For the standard approach to significance testing, such optional stopping is as misleading and reprehensible as the suppression of unwanted observations. Even for an honest experimenter, if the sampling procedure is not firmly established in advance, a desire to have things turn out one way or another may unconsciously influence decisions about when to stop sampling. If the sampling procedure is firmly established in advance, then, at least in principle, characteristics of the significance test can be computed in advance; this is an important part of sequential analysis.

Optional stopping is, of course, relevant to modes of statistical analysis other than significance testing. It poses no problem for approaches to statistics that turn only on the observed likelihood, but many statisticians feel that these approaches are subject to other difficulties that are at least equally serious. [See Bayesian inference; Likelihood.]

Simplicity and utility of hypotheses

It is usually the case that a set of data will be more nearly in accord with a complicated hypothesis than with a simpler hypothesis that is a special case of the complicated one. For example, if the complicated hypothesis has several unspecified parameters whereas the simpler one specializes by taking some of the parameters at fixed values, a set of data will nearly always be better fit by the more complicated hypothesis than by the simpler one just because there are more parameters available for fitting: a point is usually farther away from a given line than from a given plane that includes the line; in the polynomial regression context, a linear regression function will almost never fit as well as a quadratic, a quadratic as well as a cubic, and so on.

Yet one often prefers a simpler hypothesis to a better-fitting more complicated one. This preference, which undoubtedly has deep psychological roots, poses a perennial problem for the philosophy of science. One way in which the problem is reflected in significance testing is in the traditional use of small significance levels. The null hypothesis is usually simpler than the alternatives, but one may be unwilling to abandon the null hypothesis unless the evidence against it is strong.

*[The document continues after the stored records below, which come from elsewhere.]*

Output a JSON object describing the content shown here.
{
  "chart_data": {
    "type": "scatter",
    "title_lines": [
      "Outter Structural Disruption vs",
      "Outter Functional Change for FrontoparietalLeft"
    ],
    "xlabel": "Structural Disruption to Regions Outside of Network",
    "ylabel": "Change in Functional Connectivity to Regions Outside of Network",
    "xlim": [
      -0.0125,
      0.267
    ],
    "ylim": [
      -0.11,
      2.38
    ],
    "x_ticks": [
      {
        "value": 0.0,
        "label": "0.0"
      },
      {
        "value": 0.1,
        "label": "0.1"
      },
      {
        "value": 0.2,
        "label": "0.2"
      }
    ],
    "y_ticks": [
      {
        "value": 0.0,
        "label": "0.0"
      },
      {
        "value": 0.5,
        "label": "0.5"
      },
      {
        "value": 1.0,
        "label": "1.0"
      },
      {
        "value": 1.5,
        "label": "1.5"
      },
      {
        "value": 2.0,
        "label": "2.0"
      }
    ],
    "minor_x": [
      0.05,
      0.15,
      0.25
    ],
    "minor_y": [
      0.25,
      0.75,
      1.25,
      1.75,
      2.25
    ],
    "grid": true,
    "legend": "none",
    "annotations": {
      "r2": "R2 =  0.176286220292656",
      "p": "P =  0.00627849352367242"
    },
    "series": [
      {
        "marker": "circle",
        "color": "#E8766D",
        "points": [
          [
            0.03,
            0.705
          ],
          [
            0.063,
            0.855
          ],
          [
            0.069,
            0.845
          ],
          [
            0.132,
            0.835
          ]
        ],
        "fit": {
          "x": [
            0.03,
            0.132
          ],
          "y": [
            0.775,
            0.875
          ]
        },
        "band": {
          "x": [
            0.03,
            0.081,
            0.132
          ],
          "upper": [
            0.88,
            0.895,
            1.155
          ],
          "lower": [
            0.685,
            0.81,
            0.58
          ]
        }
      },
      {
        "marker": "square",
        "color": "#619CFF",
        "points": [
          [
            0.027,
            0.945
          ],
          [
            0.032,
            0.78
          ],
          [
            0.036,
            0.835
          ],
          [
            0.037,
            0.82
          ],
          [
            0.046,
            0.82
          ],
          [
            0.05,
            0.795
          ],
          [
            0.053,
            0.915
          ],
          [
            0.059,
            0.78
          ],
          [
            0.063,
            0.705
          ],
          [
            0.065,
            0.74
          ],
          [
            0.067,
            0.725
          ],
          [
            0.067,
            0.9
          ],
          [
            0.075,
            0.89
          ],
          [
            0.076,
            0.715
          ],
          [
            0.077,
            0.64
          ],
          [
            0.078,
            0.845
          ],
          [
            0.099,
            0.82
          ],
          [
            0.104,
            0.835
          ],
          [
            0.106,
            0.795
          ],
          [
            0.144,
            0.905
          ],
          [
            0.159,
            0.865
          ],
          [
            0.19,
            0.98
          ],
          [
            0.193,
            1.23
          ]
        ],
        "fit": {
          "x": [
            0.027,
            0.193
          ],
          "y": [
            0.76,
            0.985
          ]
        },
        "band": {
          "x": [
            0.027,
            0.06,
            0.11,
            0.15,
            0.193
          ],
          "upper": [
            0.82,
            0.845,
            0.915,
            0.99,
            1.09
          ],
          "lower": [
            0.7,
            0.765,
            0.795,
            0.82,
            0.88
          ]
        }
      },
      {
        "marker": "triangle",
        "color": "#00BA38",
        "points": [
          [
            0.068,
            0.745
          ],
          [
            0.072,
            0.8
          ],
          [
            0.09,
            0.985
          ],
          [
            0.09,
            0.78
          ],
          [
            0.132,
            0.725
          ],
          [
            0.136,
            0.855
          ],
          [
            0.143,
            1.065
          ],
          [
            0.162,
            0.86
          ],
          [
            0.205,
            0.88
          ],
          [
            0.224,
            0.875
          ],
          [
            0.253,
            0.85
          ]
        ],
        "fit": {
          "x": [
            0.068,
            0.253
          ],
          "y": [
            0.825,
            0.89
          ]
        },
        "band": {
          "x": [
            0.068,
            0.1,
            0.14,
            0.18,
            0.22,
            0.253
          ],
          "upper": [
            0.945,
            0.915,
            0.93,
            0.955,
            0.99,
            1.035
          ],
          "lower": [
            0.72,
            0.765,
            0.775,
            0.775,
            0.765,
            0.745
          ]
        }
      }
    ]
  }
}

Hypotheses may be intrinsically comparable in ways other than simplicity. For example, one hypothesis may be more useful than another because it is more closely related to accepted hypotheses for related, but different, kinds of observations.

The theory of significance testing, however, takes no explicit account of the simplicity of hypotheses or of other aspects of their utility. A few steps have been made toward incorporating such considerations into statistical theory (see Anderson 1962), but the problem remains open.

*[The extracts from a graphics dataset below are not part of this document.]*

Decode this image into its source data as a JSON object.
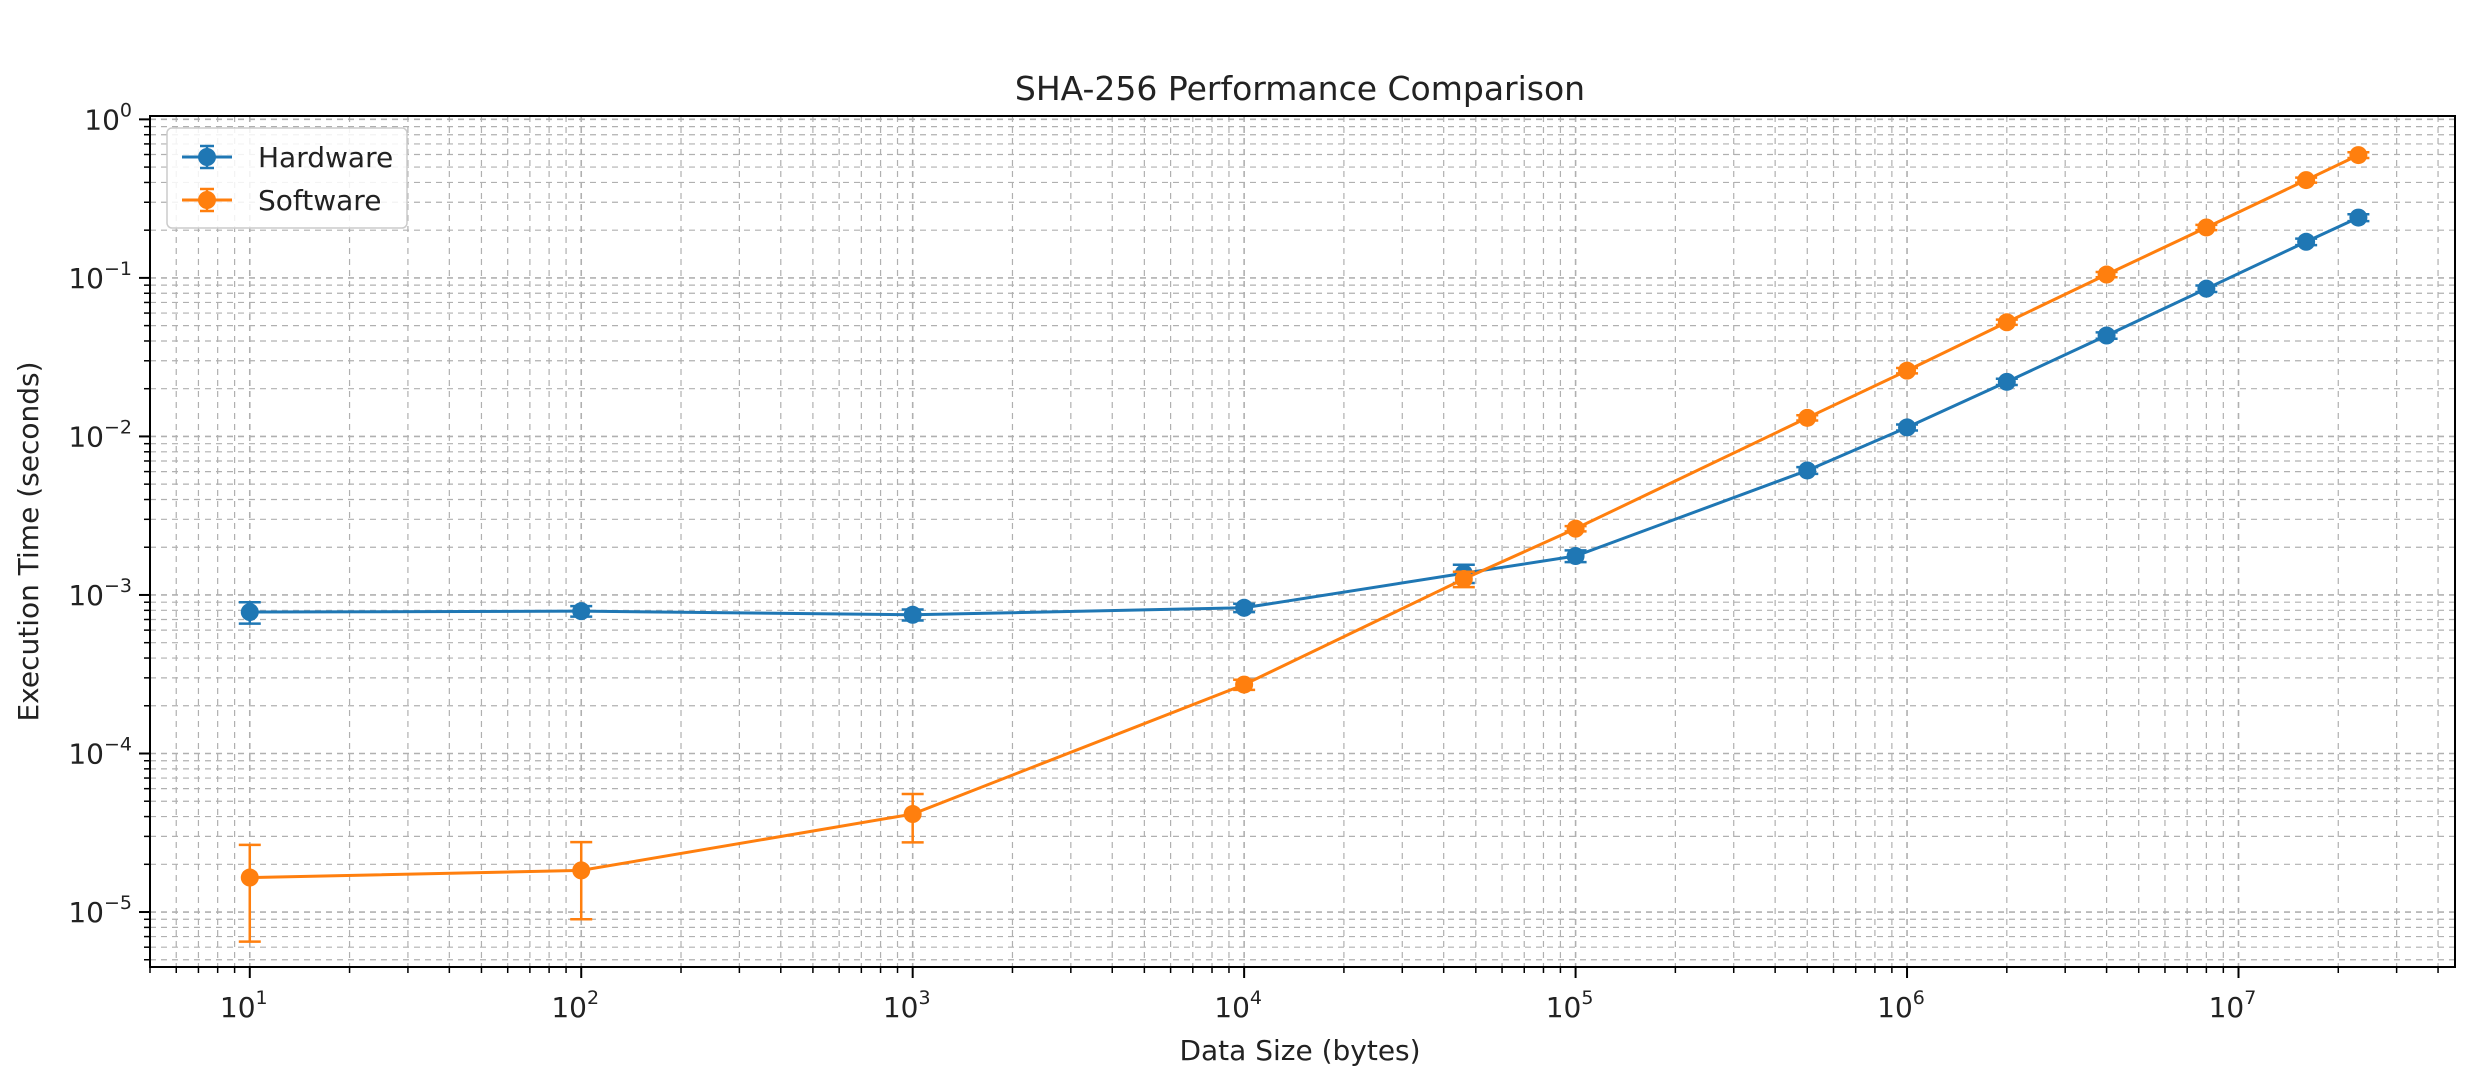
{
  "chart_data": {
    "type": "line",
    "title": "SHA-256 Performance Comparison",
    "xlabel": "Data Size (bytes)",
    "ylabel": "Execution Time (seconds)",
    "xscale": "log",
    "yscale": "log",
    "xlim": [
      5,
      45000000
    ],
    "ylim": [
      4.5e-06,
      1.05
    ],
    "grid": true,
    "legend_position": "top-left",
    "x_ticks": [
      {
        "base": "10",
        "exp": "1",
        "value": 10
      },
      {
        "base": "10",
        "exp": "2",
        "value": 100
      },
      {
        "base": "10",
        "exp": "3",
        "value": 1000
      },
      {
        "base": "10",
        "exp": "4",
        "value": 10000
      },
      {
        "base": "10",
        "exp": "5",
        "value": 100000
      },
      {
        "base": "10",
        "exp": "6",
        "value": 1000000
      },
      {
        "base": "10",
        "exp": "7",
        "value": 10000000
      }
    ],
    "y_ticks": [
      {
        "base": "10",
        "exp": "0",
        "value": 1
      },
      {
        "base": "10",
        "exp": "−1",
        "value": 0.1
      },
      {
        "base": "10",
        "exp": "−2",
        "value": 0.01
      },
      {
        "base": "10",
        "exp": "−3",
        "value": 0.001
      },
      {
        "base": "10",
        "exp": "−4",
        "value": 0.0001
      },
      {
        "base": "10",
        "exp": "−5",
        "value": 1e-05
      }
    ],
    "series": [
      {
        "name": "Hardware",
        "color": "#1f77b4",
        "points": [
          {
            "x": 10,
            "y": 0.00078,
            "err": 0.00012
          },
          {
            "x": 100,
            "y": 0.00079,
            "err": 6e-05
          },
          {
            "x": 1000,
            "y": 0.00075,
            "err": 6e-05
          },
          {
            "x": 10000,
            "y": 0.00083,
            "err": 5e-05
          },
          {
            "x": 46000,
            "y": 0.00137,
            "err": 0.00018
          },
          {
            "x": 100000,
            "y": 0.00176,
            "err": 0.00015
          },
          {
            "x": 500000,
            "y": 0.0061,
            "err": 0.0003
          },
          {
            "x": 1000000,
            "y": 0.0114,
            "err": 0.0005
          },
          {
            "x": 2000000,
            "y": 0.0221,
            "err": 0.001
          },
          {
            "x": 4000000,
            "y": 0.0433,
            "err": 0.002
          },
          {
            "x": 8000000,
            "y": 0.0855,
            "err": 0.004
          },
          {
            "x": 16000000,
            "y": 0.169,
            "err": 0.008
          },
          {
            "x": 23000000,
            "y": 0.24,
            "err": 0.012
          }
        ]
      },
      {
        "name": "Software",
        "color": "#ff7f0e",
        "points": [
          {
            "x": 10,
            "y": 1.65e-05,
            "err": 1e-05
          },
          {
            "x": 100,
            "y": 1.83e-05,
            "err": 9.3e-06
          },
          {
            "x": 1000,
            "y": 4.15e-05,
            "err": 1.4e-05
          },
          {
            "x": 10000,
            "y": 0.000272,
            "err": 2e-05
          },
          {
            "x": 46000,
            "y": 0.00126,
            "err": 0.00014
          },
          {
            "x": 100000,
            "y": 0.00262,
            "err": 0.0001
          },
          {
            "x": 500000,
            "y": 0.0131,
            "err": 0.0005
          },
          {
            "x": 1000000,
            "y": 0.026,
            "err": 0.001
          },
          {
            "x": 2000000,
            "y": 0.0525,
            "err": 0.002
          },
          {
            "x": 4000000,
            "y": 0.105,
            "err": 0.004
          },
          {
            "x": 8000000,
            "y": 0.208,
            "err": 0.008
          },
          {
            "x": 16000000,
            "y": 0.414,
            "err": 0.015
          },
          {
            "x": 23000000,
            "y": 0.595,
            "err": 0.025
          }
        ]
      }
    ]
  }
}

Importance of significance testing

Significance testing is an important part of statistical theory and practice, but it is only one part, and there are other important ones. Because of the relative simplicity of its structure, significance testing has been overemphasized in some presentations of statistics, and as a result some students come mistakenly to feel that statistics is little else than significance testing.

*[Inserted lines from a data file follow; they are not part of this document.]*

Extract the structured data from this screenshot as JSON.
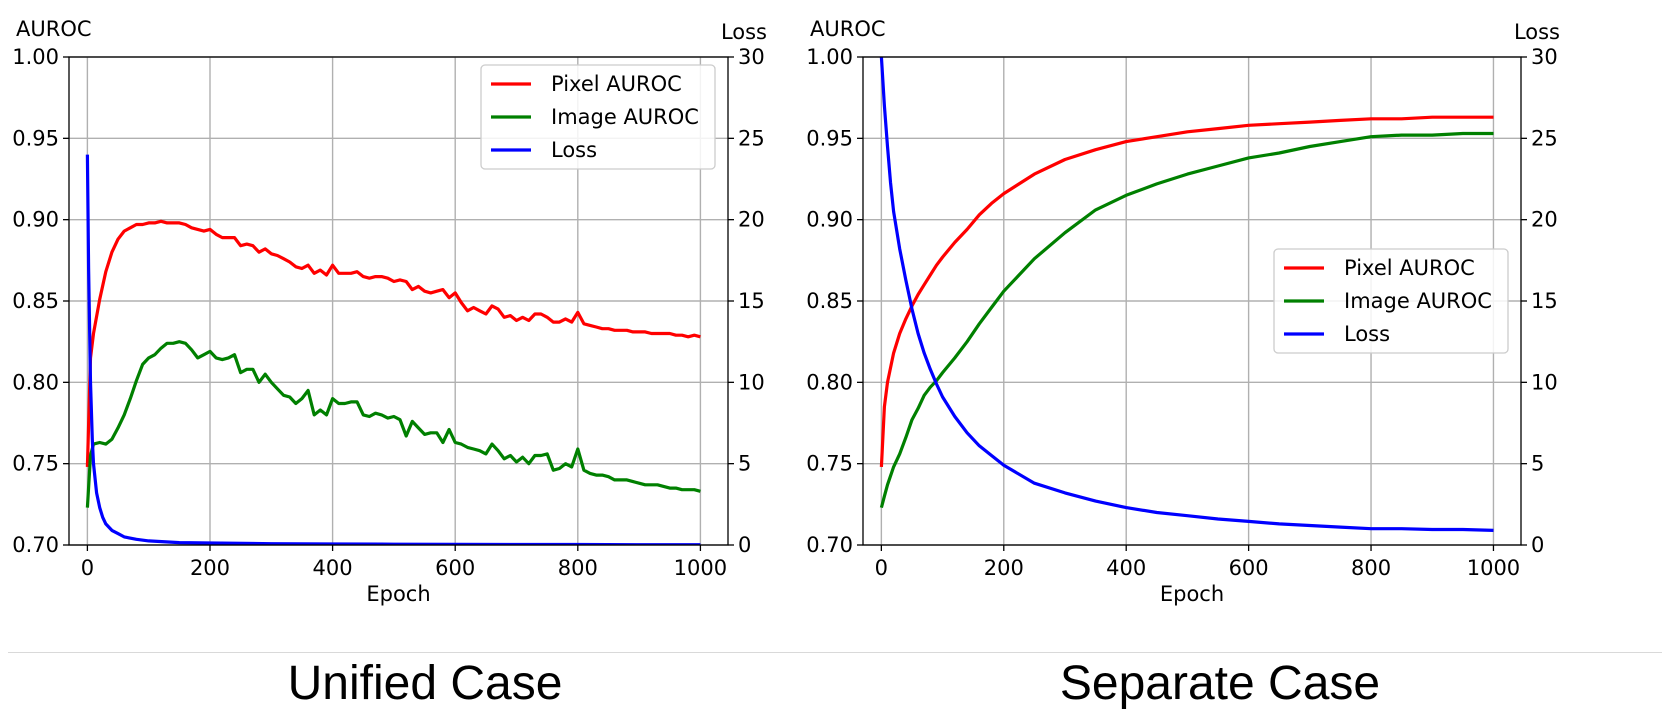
{
  "captions": [
    "Unified Case",
    "Separate Case"
  ],
  "chart_data": [
    {
      "type": "line",
      "title": "",
      "caption": "Unified Case",
      "xlabel": "Epoch",
      "ylabel_left": "AUROC",
      "ylabel_right": "Loss",
      "xlim": [
        -30,
        1045
      ],
      "ylim_left": [
        0.7,
        1.0
      ],
      "ylim_right": [
        0,
        30
      ],
      "xticks": [
        0,
        200,
        400,
        600,
        800,
        1000
      ],
      "yticks_left": [
        "0.70",
        "0.75",
        "0.80",
        "0.85",
        "0.90",
        "0.95",
        "1.00"
      ],
      "yticks_right": [
        "0",
        "5",
        "10",
        "15",
        "20",
        "25",
        "30"
      ],
      "grid": true,
      "legend": "top-right",
      "series": [
        {
          "name": "Pixel AUROC",
          "axis": "left",
          "color": "#ff0000",
          "x": [
            0,
            5,
            10,
            20,
            30,
            40,
            50,
            60,
            70,
            80,
            90,
            100,
            110,
            120,
            130,
            140,
            150,
            160,
            170,
            180,
            190,
            200,
            210,
            220,
            230,
            240,
            250,
            260,
            270,
            280,
            290,
            300,
            310,
            320,
            330,
            340,
            350,
            360,
            370,
            380,
            390,
            400,
            410,
            420,
            430,
            440,
            450,
            460,
            470,
            480,
            490,
            500,
            510,
            520,
            530,
            540,
            550,
            560,
            570,
            580,
            590,
            600,
            610,
            620,
            630,
            640,
            650,
            660,
            670,
            680,
            690,
            700,
            710,
            720,
            730,
            740,
            750,
            760,
            770,
            780,
            790,
            800,
            810,
            820,
            830,
            840,
            850,
            860,
            870,
            880,
            890,
            900,
            910,
            920,
            930,
            940,
            950,
            960,
            970,
            980,
            990,
            1000
          ],
          "y": [
            0.748,
            0.815,
            0.83,
            0.851,
            0.868,
            0.88,
            0.888,
            0.893,
            0.895,
            0.897,
            0.897,
            0.898,
            0.898,
            0.899,
            0.898,
            0.898,
            0.898,
            0.897,
            0.895,
            0.894,
            0.893,
            0.894,
            0.891,
            0.889,
            0.889,
            0.889,
            0.884,
            0.885,
            0.884,
            0.88,
            0.882,
            0.879,
            0.878,
            0.876,
            0.874,
            0.871,
            0.87,
            0.872,
            0.867,
            0.869,
            0.866,
            0.872,
            0.867,
            0.867,
            0.867,
            0.868,
            0.865,
            0.864,
            0.865,
            0.865,
            0.864,
            0.862,
            0.863,
            0.862,
            0.857,
            0.859,
            0.856,
            0.855,
            0.856,
            0.857,
            0.852,
            0.855,
            0.849,
            0.844,
            0.846,
            0.844,
            0.842,
            0.847,
            0.845,
            0.84,
            0.841,
            0.838,
            0.84,
            0.838,
            0.842,
            0.842,
            0.84,
            0.837,
            0.837,
            0.839,
            0.837,
            0.843,
            0.836,
            0.835,
            0.834,
            0.833,
            0.833,
            0.832,
            0.832,
            0.832,
            0.831,
            0.831,
            0.831,
            0.83,
            0.83,
            0.83,
            0.83,
            0.829,
            0.829,
            0.828,
            0.829,
            0.828
          ]
        },
        {
          "name": "Image AUROC",
          "axis": "left",
          "color": "#008000",
          "x": [
            0,
            5,
            10,
            20,
            30,
            40,
            50,
            60,
            70,
            80,
            90,
            100,
            110,
            120,
            130,
            140,
            150,
            160,
            170,
            180,
            190,
            200,
            210,
            220,
            230,
            240,
            250,
            260,
            270,
            280,
            290,
            300,
            310,
            320,
            330,
            340,
            350,
            360,
            370,
            380,
            390,
            400,
            410,
            420,
            430,
            440,
            450,
            460,
            470,
            480,
            490,
            500,
            510,
            520,
            530,
            540,
            550,
            560,
            570,
            580,
            590,
            600,
            610,
            620,
            630,
            640,
            650,
            660,
            670,
            680,
            690,
            700,
            710,
            720,
            730,
            740,
            750,
            760,
            770,
            780,
            790,
            800,
            810,
            820,
            830,
            840,
            850,
            860,
            870,
            880,
            890,
            900,
            910,
            920,
            930,
            940,
            950,
            960,
            970,
            980,
            990,
            1000
          ],
          "y": [
            0.723,
            0.755,
            0.762,
            0.763,
            0.762,
            0.765,
            0.772,
            0.78,
            0.79,
            0.801,
            0.811,
            0.815,
            0.817,
            0.821,
            0.824,
            0.824,
            0.825,
            0.824,
            0.82,
            0.815,
            0.817,
            0.819,
            0.815,
            0.814,
            0.815,
            0.817,
            0.806,
            0.808,
            0.808,
            0.8,
            0.805,
            0.8,
            0.796,
            0.792,
            0.791,
            0.787,
            0.79,
            0.795,
            0.78,
            0.783,
            0.78,
            0.79,
            0.787,
            0.787,
            0.788,
            0.788,
            0.78,
            0.779,
            0.781,
            0.78,
            0.778,
            0.779,
            0.777,
            0.767,
            0.776,
            0.772,
            0.768,
            0.769,
            0.769,
            0.763,
            0.771,
            0.763,
            0.762,
            0.76,
            0.759,
            0.758,
            0.756,
            0.762,
            0.758,
            0.753,
            0.755,
            0.751,
            0.754,
            0.75,
            0.755,
            0.755,
            0.756,
            0.746,
            0.747,
            0.75,
            0.748,
            0.759,
            0.746,
            0.744,
            0.743,
            0.743,
            0.742,
            0.74,
            0.74,
            0.74,
            0.739,
            0.738,
            0.737,
            0.737,
            0.737,
            0.736,
            0.735,
            0.735,
            0.734,
            0.734,
            0.734,
            0.733
          ]
        },
        {
          "name": "Loss",
          "axis": "right",
          "color": "#0000ff",
          "x": [
            0,
            2,
            5,
            8,
            10,
            15,
            20,
            25,
            30,
            40,
            50,
            60,
            80,
            100,
            150,
            200,
            300,
            400,
            500,
            600,
            700,
            800,
            900,
            1000
          ],
          "y": [
            24.0,
            17.0,
            10.0,
            6.5,
            5.0,
            3.2,
            2.3,
            1.7,
            1.3,
            0.9,
            0.7,
            0.5,
            0.35,
            0.25,
            0.15,
            0.12,
            0.08,
            0.06,
            0.05,
            0.04,
            0.03,
            0.03,
            0.02,
            0.02
          ]
        }
      ]
    },
    {
      "type": "line",
      "title": "",
      "caption": "Separate Case",
      "xlabel": "Epoch",
      "ylabel_left": "AUROC",
      "ylabel_right": "Loss",
      "xlim": [
        -30,
        1045
      ],
      "ylim_left": [
        0.7,
        1.0
      ],
      "ylim_right": [
        0,
        30
      ],
      "xticks": [
        0,
        200,
        400,
        600,
        800,
        1000
      ],
      "yticks_left": [
        "0.70",
        "0.75",
        "0.80",
        "0.85",
        "0.90",
        "0.95",
        "1.00"
      ],
      "yticks_right": [
        "0",
        "5",
        "10",
        "15",
        "20",
        "25",
        "30"
      ],
      "grid": true,
      "legend": "center-right",
      "series": [
        {
          "name": "Pixel AUROC",
          "axis": "left",
          "color": "#ff0000",
          "x": [
            0,
            5,
            10,
            20,
            30,
            40,
            50,
            60,
            70,
            80,
            90,
            100,
            120,
            140,
            160,
            180,
            200,
            250,
            300,
            350,
            400,
            450,
            500,
            550,
            600,
            650,
            700,
            750,
            800,
            850,
            900,
            950,
            1000
          ],
          "y": [
            0.748,
            0.785,
            0.8,
            0.818,
            0.83,
            0.839,
            0.847,
            0.854,
            0.86,
            0.866,
            0.872,
            0.877,
            0.886,
            0.894,
            0.903,
            0.91,
            0.916,
            0.928,
            0.937,
            0.943,
            0.948,
            0.951,
            0.954,
            0.956,
            0.958,
            0.959,
            0.96,
            0.961,
            0.962,
            0.962,
            0.963,
            0.963,
            0.963
          ]
        },
        {
          "name": "Image AUROC",
          "axis": "left",
          "color": "#008000",
          "x": [
            0,
            5,
            10,
            20,
            30,
            40,
            50,
            60,
            70,
            80,
            90,
            100,
            120,
            140,
            160,
            180,
            200,
            250,
            300,
            350,
            400,
            450,
            500,
            550,
            600,
            650,
            700,
            750,
            800,
            850,
            900,
            950,
            1000
          ],
          "y": [
            0.723,
            0.73,
            0.737,
            0.748,
            0.756,
            0.766,
            0.777,
            0.784,
            0.792,
            0.797,
            0.801,
            0.806,
            0.815,
            0.825,
            0.836,
            0.846,
            0.856,
            0.876,
            0.892,
            0.906,
            0.915,
            0.922,
            0.928,
            0.933,
            0.938,
            0.941,
            0.945,
            0.948,
            0.951,
            0.952,
            0.952,
            0.953,
            0.953
          ]
        },
        {
          "name": "Loss",
          "axis": "right",
          "color": "#0000ff",
          "x": [
            0,
            5,
            10,
            15,
            20,
            30,
            40,
            50,
            60,
            70,
            80,
            90,
            100,
            120,
            140,
            160,
            180,
            200,
            250,
            300,
            350,
            400,
            450,
            500,
            550,
            600,
            650,
            700,
            750,
            800,
            850,
            900,
            950,
            1000
          ],
          "y": [
            30.0,
            27.0,
            24.5,
            22.3,
            20.5,
            18.2,
            16.3,
            14.5,
            13.0,
            11.8,
            10.8,
            9.9,
            9.1,
            7.9,
            6.9,
            6.1,
            5.5,
            4.9,
            3.8,
            3.2,
            2.7,
            2.3,
            2.0,
            1.8,
            1.6,
            1.45,
            1.3,
            1.2,
            1.1,
            1.0,
            1.0,
            0.95,
            0.95,
            0.9
          ]
        }
      ]
    }
  ]
}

Other approaches to significance testing

This article has been limited to the customary approach to significance testing based on the frequency concept of probability. For other concepts of probability, procedures analogous to significance testing have been considered. [See Bayesian inference. An extensive discussion is given in Edwards et al. 1963.] Anscombe (1963) has argued for a concept of significance testing in which only the null hypothesis, not the alternatives, plays a role.